Toen voelde ik het. Zijn spieren trokken krampachtig.

‘Je moet terugveranderen,’ fluisterde ik.

Hij gromde gespannen, en er verscheen een bezorgde blik in zijn ogen.

‘Geen punt. Het duurt altijd even na de eerste tekenen, toch? We hebben nog tijd genoeg om terug te gaan naar het huis. Dan kun je daar veranderen...’

Hij begon te schokken, en zijn voorpoten schoten naar voren. Hij viel op zijn zij, alle vier zijn poten verstijfden, zijn kop bewoog met een ruk naar achteren en zijn ogen rolden wild in hun kassen.

‘Rustig maar. Zo is het eigenlijk beter. Laat het maar gewoon gebeuren.’

Niet dat hij veel keus had. Ik kroop over hem heen, zodat ik buiten het bereik van zijn wild rondzwaaiende klauwen was. Op mijn hurken ging ik achter hem zitten om over zijn schouders te wrijven en tegen hem te zeggen dat hij het prima deed, dat alles in orde was.

Hij liet zijn kop zakken, maar opeens vloog die met een luid gekraak van botten naar achteren. Hij kefte hoog, waarop hij met een grauw probeerde stil te zijn, maar de stuiptrekkingen volgden elkaar steeds sneller op, en bij elke schok ontsnapte hem een zacht gejammer. Toen het eindelijk ophield bleef alles om ons heen stil. Maar ik wist dat Liam het had gehoord.

Ik boog me over Derek heen en fluisterde hem bemoedigend toe in de hoop dat hij dan eventuele geluiden die Liam zou maken niet zou horen; anders zou hij misschien in paniek raken. Maar al snel hief Derek met een ruk zijn kop op en wist ik dat Liam eraan kwam.

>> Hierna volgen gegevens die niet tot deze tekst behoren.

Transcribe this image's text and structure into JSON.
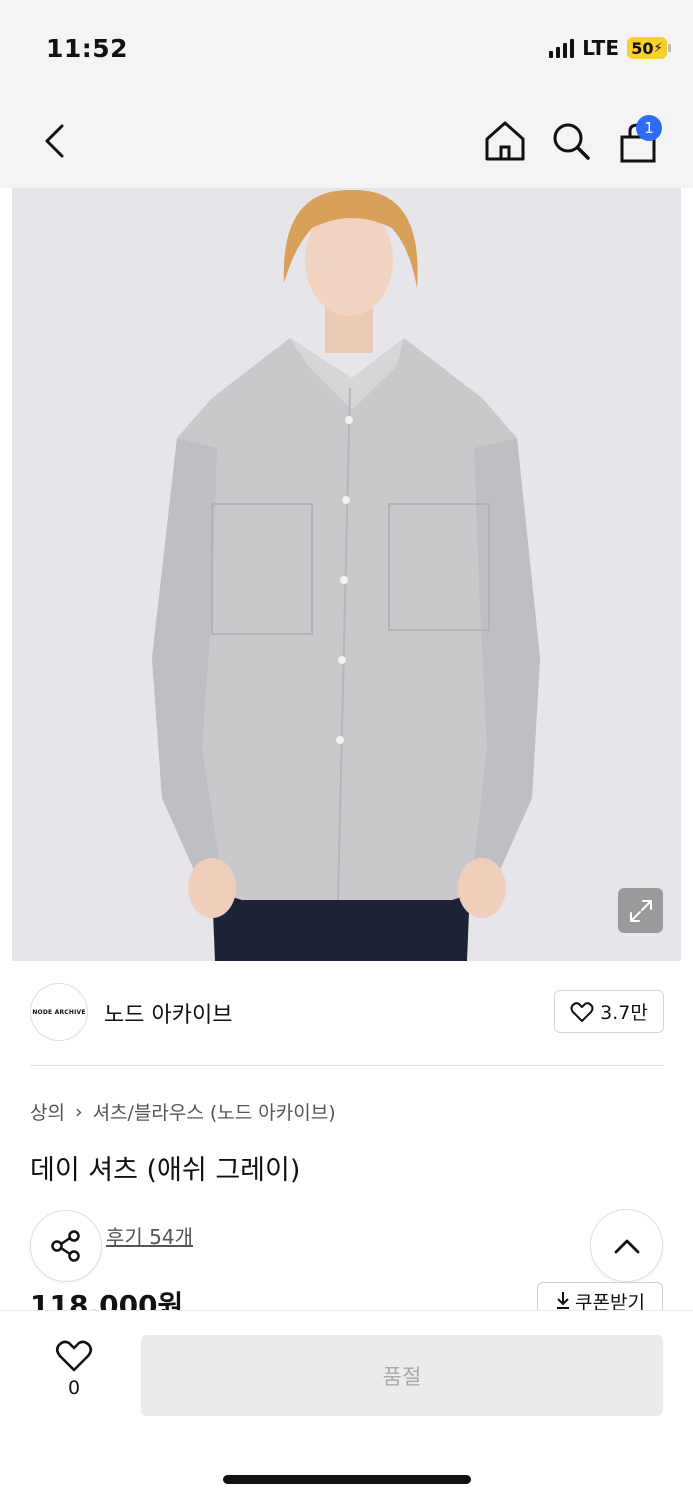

Dereks verandering was al een heel eind gevorderd: zijn snuit werd korter, zijn oren zakten naar beneden en zijn haar groeide terwijl zijn vacht zich terugtrok. Ik bracht mijn lippen vlak bij zijn oor. ‘Gewoon doorgaan, goed? Ik regel het wel.’

Hij verstijfde en maakte een geluid waarvan ik wist dat het een nee was. Ik stond op. Hij wilde mijn voorbeeld volgen, maar een nieuwe stuiptrekking kreeg hem in zijn greep.

‘Ik red me wel,’ zei ik, terwijl ik mijn mes trok. ‘Ik zal niets stoms doen. Je bent er bijna. Ik leid hem af tot het helemaal voorbij is.’

‘Nee!’ Zijn stem klonk onduidelijk, keelachtig.

Ik draaide me om. Hij wilde mijn been vastpakken, maar zijn vingers waren nog maar knobbelige stompjes en ik kon me makkelijk losrukken. Zonder om te kijken rende ik de struiken uit.